Saturday, July 08, 2006

Off To Petchabun

Today we got up before dawn and caught the bus to Petchabun. There actually is a bus that goes directly from Pattaya up to Petchabun, but being a holiday weekend, it was sold out, and so we had to do the mind-numbing bus ride to Morchit bus station in Bangkok, and then a 2-hour layover, and then the bus onwards to Petchabun. Total travel time 11 hours. (I did the math: In a car, taking one's time, the drive would be 5½ to 6 hours.)

Amazingly, Pot never complained once. Can't say that about most 4-year-old kids facing 11 hours sitting on their mother's lap in a cramped bus seat. (We meant to buy 3 tickets for the bus to Petchabun, but somehow the ticket stand only gave us two... 1 child and 1 adult... which we never noticed. The bus stewardess, upon taking our tickets, understood what happened and didn't insist we buy another ticket — since the bus was sold out anyway — and let the three of us ride in 2 seats.)

Well, I do have to say that after the city of Chayaphum — my only other Isaan visit of any duration — the city of Petchabun is just fabulous. Really, really nice. It has a lot of pretty government buildings; broad, tree-lined thoroughfares; a large amount of middle-class, attractive residences; a golf course; and a reasonable amount of civic pride in the cleanliness and upkeep of the numerous public spaces. Actually, the town feels as though it expects one day to be a great metropolis, and has planned ahead for just such an eventuality.

Petchabun is the world-capitol of tamarind, and is located in almost the geographic center of Thailand. They apparently have some diamond mines, grow lots of corn, and have some really pretty mountains in the distance.

Pui's family lives about 20 miles to the east of downtown Petchabun, right in the foothills of those mountains, and it is really nice out there in the country as well. Lots of pretty little villages with (once again) a fair amount of wealth as compared to other parts of northeastern Thailand.

Pui's family is about as poor as you can get in Thailand (outside of a hill tribe). Apparently they were much better off at one point in time, with a nice (nicer) house, but their house, everything they owned, and Pui's grandmother were washed away in a flash flood several years back. Obviously Thailand doesn't have some kind of "FEMA" government agency, and there isn't any such thing as home insurance, so they were left with nothing.

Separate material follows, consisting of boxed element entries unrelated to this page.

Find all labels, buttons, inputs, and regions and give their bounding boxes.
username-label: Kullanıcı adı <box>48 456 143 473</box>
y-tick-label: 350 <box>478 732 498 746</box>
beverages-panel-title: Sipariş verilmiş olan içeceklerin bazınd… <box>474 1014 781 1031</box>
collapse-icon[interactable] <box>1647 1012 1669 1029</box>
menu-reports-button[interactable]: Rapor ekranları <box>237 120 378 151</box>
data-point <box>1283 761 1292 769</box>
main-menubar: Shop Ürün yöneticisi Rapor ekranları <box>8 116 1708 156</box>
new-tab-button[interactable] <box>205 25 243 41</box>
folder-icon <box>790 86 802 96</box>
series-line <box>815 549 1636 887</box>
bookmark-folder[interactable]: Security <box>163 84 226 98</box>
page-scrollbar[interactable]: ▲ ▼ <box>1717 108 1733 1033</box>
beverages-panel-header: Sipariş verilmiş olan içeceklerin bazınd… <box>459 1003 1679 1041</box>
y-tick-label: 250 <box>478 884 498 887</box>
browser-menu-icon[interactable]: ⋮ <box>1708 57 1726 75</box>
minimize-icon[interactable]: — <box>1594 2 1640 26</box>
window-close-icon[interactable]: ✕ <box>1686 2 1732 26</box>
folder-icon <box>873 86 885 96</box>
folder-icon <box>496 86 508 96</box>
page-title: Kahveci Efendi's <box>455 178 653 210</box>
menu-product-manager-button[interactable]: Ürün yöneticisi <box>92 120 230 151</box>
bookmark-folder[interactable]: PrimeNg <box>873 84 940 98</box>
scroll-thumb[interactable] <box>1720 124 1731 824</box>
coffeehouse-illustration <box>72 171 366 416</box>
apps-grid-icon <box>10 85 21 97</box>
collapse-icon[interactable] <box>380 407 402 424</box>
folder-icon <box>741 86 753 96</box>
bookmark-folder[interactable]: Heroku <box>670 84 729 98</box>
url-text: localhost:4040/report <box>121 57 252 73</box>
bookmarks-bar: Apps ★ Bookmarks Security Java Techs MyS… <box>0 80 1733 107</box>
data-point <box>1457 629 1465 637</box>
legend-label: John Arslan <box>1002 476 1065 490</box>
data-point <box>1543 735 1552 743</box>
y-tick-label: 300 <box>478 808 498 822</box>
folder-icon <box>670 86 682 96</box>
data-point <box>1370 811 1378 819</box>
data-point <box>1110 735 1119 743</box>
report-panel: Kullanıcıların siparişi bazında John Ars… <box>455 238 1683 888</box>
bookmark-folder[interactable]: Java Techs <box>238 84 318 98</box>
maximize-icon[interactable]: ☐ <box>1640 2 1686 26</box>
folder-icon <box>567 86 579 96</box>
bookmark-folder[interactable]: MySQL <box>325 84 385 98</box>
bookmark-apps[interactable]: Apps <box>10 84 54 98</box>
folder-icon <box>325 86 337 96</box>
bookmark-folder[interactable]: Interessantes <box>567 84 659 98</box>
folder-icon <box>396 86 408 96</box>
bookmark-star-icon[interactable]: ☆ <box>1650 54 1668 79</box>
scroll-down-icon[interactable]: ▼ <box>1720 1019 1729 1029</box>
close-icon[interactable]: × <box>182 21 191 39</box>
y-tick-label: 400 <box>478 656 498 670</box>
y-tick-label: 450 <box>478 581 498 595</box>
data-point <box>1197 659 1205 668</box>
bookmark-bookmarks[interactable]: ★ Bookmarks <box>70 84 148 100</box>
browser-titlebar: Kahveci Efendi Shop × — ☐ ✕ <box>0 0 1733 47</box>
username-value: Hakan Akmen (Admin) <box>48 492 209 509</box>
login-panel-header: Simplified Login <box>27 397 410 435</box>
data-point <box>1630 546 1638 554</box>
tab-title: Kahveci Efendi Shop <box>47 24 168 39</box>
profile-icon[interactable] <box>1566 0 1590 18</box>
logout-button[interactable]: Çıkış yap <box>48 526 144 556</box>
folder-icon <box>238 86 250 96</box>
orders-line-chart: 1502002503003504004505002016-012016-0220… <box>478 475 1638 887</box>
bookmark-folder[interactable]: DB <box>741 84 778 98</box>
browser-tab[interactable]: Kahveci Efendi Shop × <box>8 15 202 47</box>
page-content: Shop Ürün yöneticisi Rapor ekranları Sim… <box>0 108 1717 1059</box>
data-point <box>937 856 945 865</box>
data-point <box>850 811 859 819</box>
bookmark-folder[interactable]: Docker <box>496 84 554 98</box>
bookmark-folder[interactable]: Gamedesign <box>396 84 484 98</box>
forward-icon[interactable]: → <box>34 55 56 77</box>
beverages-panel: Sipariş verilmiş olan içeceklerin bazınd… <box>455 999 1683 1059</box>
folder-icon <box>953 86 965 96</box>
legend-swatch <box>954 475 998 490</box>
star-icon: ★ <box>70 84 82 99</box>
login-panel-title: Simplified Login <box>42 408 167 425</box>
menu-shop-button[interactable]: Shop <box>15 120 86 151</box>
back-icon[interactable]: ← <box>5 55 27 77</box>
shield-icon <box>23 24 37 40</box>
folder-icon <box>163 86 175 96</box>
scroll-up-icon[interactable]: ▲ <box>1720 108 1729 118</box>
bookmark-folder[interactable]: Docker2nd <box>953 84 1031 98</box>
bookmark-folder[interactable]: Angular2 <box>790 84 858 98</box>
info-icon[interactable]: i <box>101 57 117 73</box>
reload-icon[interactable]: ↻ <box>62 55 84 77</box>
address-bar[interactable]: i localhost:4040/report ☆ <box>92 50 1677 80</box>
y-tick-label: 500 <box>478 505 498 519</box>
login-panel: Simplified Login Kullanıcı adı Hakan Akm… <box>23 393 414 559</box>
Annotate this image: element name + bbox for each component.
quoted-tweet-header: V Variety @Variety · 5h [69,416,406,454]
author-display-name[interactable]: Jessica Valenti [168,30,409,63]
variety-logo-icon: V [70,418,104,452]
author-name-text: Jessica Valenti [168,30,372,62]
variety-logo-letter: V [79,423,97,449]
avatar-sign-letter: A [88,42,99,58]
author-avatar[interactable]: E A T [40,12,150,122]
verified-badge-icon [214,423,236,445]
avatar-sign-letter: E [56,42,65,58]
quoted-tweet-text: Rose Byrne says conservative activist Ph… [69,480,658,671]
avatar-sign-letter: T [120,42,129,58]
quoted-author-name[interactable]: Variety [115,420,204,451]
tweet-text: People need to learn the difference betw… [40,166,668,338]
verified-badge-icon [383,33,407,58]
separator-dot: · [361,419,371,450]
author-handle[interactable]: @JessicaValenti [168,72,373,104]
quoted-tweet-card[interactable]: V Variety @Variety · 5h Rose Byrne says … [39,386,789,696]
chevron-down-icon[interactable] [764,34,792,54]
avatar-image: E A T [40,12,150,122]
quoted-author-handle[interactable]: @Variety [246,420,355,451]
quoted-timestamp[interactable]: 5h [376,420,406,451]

Then, to compound that, Pui's father has suffered from recurrent bowel obstructions, and has been cut open so many times that his abdomen is criss-crossed with scars. He can't work. (He seems to have lost an eye as well, though that was never explained to me.) Pui has a younger brother, but he seems to be allergic to labor of any form as far as I can tell. Fortunately, her family owns a small amount of land, and they live off the rental income from that.

Pui's mother seems to spend most of her time in the kitchen preparing meals, washing clothes, and probably doing odd things to earn a buck. She also loves her betel nuts, and her teeth are a shiny ebony because of them. Life, work, and luck seems to have aged her well beyond her years.

Pui's family also has her other grandmother (her father's mother) staying with them. She is 78 years old, but looks to be 108. Decades of squatting in that famous Asian fashion have left her as a contender for the most stooped person on the planet... terribly scoliotic and deformed. When she walks, her head is actually at the same level as her buttocks (with the arch of her back above). However, when she goes down into that squat, she folds up so nicely and comfortably, and compactly, that you admire her more than pity her. She easily crouches down so that her head is eye-level with my shins, arms and chin resting on her knees.

Pot's little friend (whose face oddly reminds me of a child version of my own grandfather on my father's side) was there, and Pot and he had nonstop fun for the entire visit. This child's father died of an illness of some sort, and lives with his mother who is nearly crippled.

Down here in Pattaya, you hear all the sob stories from the bar girls about death, disease, and destruction back home, and kind of nod your head and take a tighter grip of your wallet. However, when you go up to a place like Petchabun and see the hard life first hand... Well, you do appreciate that tragedy is an integral part of life in these places. One of Pui's friends explained how her 8-month-old daughter had died just a few weeks ago when her mother-in-law got drunk and didn't see the child wander off and somehow fall between two steps and strangle herself. I was shocked not so much at the story as shocked at the easy, matter-of-fact manner in which this mother relayed the facts of her daughter's quite recent and exceptionally tragic death to me.